I know that in set theory it should be the case that if $\vert X\vert\geq \vert Y\vert$ and $\vert Z\vert\geq \vert W\vert$, then $$ \vert X^Z\vert\geq \vert Y^W\vert .$$ For this I want to map a function $f:W\to Y$ injectively to a function $g:Z\to X$. It seems natural that I construct the map $g$ from the conditions on $\vert X\vert\geq \vert Y\vert$ and $\vert Z\vert \geq \vert W\vert$, however I can not use the fact that $\vert Z\vert\geq \vert W\vert$ directly without the axiom of choice.

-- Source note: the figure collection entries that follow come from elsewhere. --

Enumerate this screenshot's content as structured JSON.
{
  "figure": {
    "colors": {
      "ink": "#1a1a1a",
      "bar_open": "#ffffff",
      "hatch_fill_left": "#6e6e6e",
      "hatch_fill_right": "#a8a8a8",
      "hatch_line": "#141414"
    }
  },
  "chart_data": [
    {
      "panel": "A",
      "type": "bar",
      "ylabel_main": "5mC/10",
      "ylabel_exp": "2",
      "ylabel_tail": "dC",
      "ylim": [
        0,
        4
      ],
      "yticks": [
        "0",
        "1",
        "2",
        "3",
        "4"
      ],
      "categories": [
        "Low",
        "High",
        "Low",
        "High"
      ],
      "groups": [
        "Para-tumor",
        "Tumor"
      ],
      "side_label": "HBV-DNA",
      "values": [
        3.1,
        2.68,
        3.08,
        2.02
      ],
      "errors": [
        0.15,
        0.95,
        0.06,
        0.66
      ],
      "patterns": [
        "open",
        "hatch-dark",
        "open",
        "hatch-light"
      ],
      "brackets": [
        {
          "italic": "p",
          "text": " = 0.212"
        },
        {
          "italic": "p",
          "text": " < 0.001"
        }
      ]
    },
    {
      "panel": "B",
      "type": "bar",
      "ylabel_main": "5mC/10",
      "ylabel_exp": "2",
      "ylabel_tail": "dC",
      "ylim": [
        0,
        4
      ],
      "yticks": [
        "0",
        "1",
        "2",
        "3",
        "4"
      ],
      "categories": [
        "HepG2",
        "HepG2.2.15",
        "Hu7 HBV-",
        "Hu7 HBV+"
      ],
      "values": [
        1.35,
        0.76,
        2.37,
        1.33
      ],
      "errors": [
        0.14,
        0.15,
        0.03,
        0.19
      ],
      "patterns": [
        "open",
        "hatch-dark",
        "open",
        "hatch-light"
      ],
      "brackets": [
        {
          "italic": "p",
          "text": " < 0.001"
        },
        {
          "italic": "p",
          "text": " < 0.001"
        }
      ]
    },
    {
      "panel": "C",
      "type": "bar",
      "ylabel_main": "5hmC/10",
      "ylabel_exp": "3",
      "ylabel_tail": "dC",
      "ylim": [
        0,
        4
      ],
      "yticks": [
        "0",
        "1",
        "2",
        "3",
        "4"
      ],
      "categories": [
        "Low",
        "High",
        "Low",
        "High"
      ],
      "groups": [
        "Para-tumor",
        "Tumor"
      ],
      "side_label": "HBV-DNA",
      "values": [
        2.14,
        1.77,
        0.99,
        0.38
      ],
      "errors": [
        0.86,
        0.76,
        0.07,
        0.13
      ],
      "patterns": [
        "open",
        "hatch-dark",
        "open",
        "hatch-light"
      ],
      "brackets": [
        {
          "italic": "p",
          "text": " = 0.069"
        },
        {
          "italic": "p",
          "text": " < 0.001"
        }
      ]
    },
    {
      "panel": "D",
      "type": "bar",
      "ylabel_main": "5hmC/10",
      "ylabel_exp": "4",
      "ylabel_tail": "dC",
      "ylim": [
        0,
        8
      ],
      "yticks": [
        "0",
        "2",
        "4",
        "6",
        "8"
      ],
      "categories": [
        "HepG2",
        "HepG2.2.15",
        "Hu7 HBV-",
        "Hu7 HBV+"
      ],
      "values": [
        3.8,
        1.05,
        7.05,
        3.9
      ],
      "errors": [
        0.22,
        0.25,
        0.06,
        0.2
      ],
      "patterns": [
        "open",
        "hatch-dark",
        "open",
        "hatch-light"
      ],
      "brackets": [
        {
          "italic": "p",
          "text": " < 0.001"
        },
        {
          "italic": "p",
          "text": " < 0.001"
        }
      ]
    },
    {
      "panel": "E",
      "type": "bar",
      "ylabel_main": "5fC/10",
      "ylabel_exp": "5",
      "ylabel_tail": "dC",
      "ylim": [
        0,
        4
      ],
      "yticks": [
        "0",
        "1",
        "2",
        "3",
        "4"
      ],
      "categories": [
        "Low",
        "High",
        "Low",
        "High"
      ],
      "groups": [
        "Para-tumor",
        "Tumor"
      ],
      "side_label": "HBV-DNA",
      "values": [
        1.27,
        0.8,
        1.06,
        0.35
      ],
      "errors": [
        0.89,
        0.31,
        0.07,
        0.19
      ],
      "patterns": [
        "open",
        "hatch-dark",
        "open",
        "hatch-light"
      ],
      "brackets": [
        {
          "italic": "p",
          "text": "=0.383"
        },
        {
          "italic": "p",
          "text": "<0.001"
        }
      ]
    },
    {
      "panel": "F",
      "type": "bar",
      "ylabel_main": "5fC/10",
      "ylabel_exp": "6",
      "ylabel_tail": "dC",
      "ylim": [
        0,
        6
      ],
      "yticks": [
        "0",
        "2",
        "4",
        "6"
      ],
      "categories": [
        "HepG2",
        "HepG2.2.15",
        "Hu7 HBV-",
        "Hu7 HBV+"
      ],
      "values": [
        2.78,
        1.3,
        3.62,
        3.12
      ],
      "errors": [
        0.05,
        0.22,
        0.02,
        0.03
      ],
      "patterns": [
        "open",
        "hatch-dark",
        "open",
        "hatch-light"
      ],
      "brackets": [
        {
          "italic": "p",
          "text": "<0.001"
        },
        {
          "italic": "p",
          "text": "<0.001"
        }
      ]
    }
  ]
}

My proof is as follows:
Since $\vert Z\vert \geq \vert W\vert$, there exists a surjective function $G:Z\to W$. Since $\vert X\vert \geq \vert Y\vert$, there exists an injective function $F:Y\to X$. Then the map $\Phi:Y^W\to X^Z$ is an injective function defined by $\Phi(f)=F\circ f \circ G$. However this proof requires that there exists such a surjective map, which I understood to not be necessarily the case if we don't assume the axiom of choice.
My question is what would be a correct injective mapping from $Y^W$ to $X^Z$, since I'm pretty sure that the property I want to show is true without assuming the axiom of choice.